De los muchos temas que saca a relucir la prosa de Salmón –afilada, precisa, fría como un bisturí– el de la presencia de la muerte es central. Pero no la pérdida del ser querido ni su ausencia. No. Es otra cosa, un temblor anterior: la amenaza del final, la certeza de que todo puede explotar en cualquier segundo, esa tensión que tuvo que habitar como un hogar, pues estuvo presente desde su niñez. «A los once años tu armadura intelectual e incluso emocional no está organizada para enfrentarse a algo así. Era muy inquietante. Porque era esa sensación de inminencia , de que en cualquier momento la fragilidad de la vida se podía ejecutar. Pero luego, paradójicamente, la vida de mi padre, siendo tan frágil, desmentía eso año tras año y acabó convirtiéndose en una cronificación del malestar», relata el autor.

Su padre falleció el 12 de junio de 2015, con 72 años de edad y 34 de enfermedad. Pasó mucho tiempo herido –por la enfermedad, por el alcohol, por la abstinencia, por la cirujía–, con un cuerpo que le negaba la plenitud de sus funciones, obligado a rebajar sus aspiraciones, también sus actos. El suyo era « un cuerpo torturado », y así lo veía su hijo: «Era muy doloroso ver que su vida había sido chupada de alguna manera por un invasor escandaloso que era la enfermedad». El hombre frágil tuvo que inventar su rutina. Empezó a hacer colecciones, y transformó sus pequeñas filias en proyectos faraónicos. «Hay que vivir, hay que llenar tu tiempo. De ahí esa obsesión que yo veía en él por el método, por el orden, por lo minúsculo. Es como aquello que decía Bernhard de que el mayor infierno de la vida es el tedio. No hay infierno mayor que ese, que el tiempo se te imponga como una cosa que hay que recorrer hasta el último segundo», evoca el escritor, ahora con mueca amarga.

Quizá el mayor empeño narrativo de esta obra sea el abrazo a la realidad con todas sus aristas, fueran o no cortantes, con o sin sangre. Cuenta el autor que fue un duro ejercicio de honestidad, de exploración del pasado y abandono de la ficción, en busca de una cierta verdad sobre la que asentar su memoria. «Yo soy consciente de que la memoria siempre es un artefacto . Es un artefacto narrativo. Cuando nos acercamos a la reconstrucción de nuestra propia vida necesariamente tenemos que hacerlo a través de un relato, y por muy limpio que queramos que ese relato sea, o por muy honesto que queramos que sea, desde el momento en que uno escribe desde el presente sobre algo que ya sucedió ya está introduciendo un montón de impurezas. Pero aun así creo que hay grados en este tratamiento de una memoria sentimental o intelectual», comenta.

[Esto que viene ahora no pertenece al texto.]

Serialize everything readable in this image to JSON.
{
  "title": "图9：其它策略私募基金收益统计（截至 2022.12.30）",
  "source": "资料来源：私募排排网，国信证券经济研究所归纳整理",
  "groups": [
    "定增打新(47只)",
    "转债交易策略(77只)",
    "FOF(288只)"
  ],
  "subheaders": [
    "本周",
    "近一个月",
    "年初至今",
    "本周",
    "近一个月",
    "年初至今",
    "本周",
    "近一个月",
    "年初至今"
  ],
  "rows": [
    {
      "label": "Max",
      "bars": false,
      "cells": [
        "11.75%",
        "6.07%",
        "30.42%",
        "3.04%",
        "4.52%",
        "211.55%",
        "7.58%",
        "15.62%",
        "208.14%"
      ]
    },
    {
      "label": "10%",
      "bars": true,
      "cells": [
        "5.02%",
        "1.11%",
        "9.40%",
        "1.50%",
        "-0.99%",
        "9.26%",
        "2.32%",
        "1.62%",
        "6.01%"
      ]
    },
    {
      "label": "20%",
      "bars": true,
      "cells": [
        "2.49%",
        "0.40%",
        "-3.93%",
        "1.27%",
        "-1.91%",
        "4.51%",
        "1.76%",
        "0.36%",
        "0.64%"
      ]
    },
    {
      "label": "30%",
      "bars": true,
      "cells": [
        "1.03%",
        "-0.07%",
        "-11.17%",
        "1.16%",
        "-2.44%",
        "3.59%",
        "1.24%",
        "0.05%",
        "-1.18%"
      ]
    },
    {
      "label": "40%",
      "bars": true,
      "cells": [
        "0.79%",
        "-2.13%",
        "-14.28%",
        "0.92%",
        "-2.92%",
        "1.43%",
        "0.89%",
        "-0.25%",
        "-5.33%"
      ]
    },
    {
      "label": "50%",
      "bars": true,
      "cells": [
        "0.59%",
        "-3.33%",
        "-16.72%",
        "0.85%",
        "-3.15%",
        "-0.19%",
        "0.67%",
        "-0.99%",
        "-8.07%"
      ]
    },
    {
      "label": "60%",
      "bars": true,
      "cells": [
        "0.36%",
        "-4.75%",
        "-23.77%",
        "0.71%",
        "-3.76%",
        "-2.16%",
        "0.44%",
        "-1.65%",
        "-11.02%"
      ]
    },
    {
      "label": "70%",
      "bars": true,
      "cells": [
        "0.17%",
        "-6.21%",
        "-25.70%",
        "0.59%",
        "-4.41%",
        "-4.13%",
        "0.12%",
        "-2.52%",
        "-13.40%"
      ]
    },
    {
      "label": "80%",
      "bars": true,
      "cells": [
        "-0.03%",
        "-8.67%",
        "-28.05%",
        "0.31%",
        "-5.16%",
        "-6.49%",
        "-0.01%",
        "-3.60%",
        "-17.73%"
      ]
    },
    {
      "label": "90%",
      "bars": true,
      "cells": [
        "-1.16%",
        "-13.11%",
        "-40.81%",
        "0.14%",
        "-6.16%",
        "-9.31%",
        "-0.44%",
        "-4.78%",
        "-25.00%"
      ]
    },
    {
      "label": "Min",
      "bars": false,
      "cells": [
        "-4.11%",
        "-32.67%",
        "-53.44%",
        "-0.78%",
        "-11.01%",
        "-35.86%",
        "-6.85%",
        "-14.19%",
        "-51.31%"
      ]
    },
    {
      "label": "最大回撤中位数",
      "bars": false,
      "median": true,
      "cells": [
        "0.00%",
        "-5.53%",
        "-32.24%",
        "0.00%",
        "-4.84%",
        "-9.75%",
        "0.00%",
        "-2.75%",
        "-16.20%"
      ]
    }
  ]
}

De este psicoanálisis particular ha sacado alguna certeza, como que hoy no sería el tipo de escritor que es sin el tormento de su padre : sin esa enfermedad no hubiera profundizado tanto en el origen del mal, ni en la carne, ni en el cuerpo. Es la gran hipótesis que maneja en estas páginas: la enfermedad de su padre fue su despertar como escritor. «Este es un libro catártico completamente. Es un libro exorcista, es un libro espejo, es un libro conjuro, es un libro que me ha regalado un bienestar enorme. Una especie de paz en el sentido de un trabajo cerrado, de un círculo vital y de escritura», asevera.

«No entres dócilmente en esa noche quieta» es todas esas cosas, sí, y también su intimidad. Es una novela que él, siguiendo la tradición anglosajona, califica como « memoir ». Esto es: «Un fragmento de vida con una cierta vocación ensayística y una armadura narrativa». En fin, es un texto personalísimo que no por ello deja de interpelarnos, pues apunta a un lugar más bien común, compartido. «Es un universal. Es un calambre que recorre la espina dorsal de lo que somos: porque no todos somos padres, pero todos somos hijos», remata.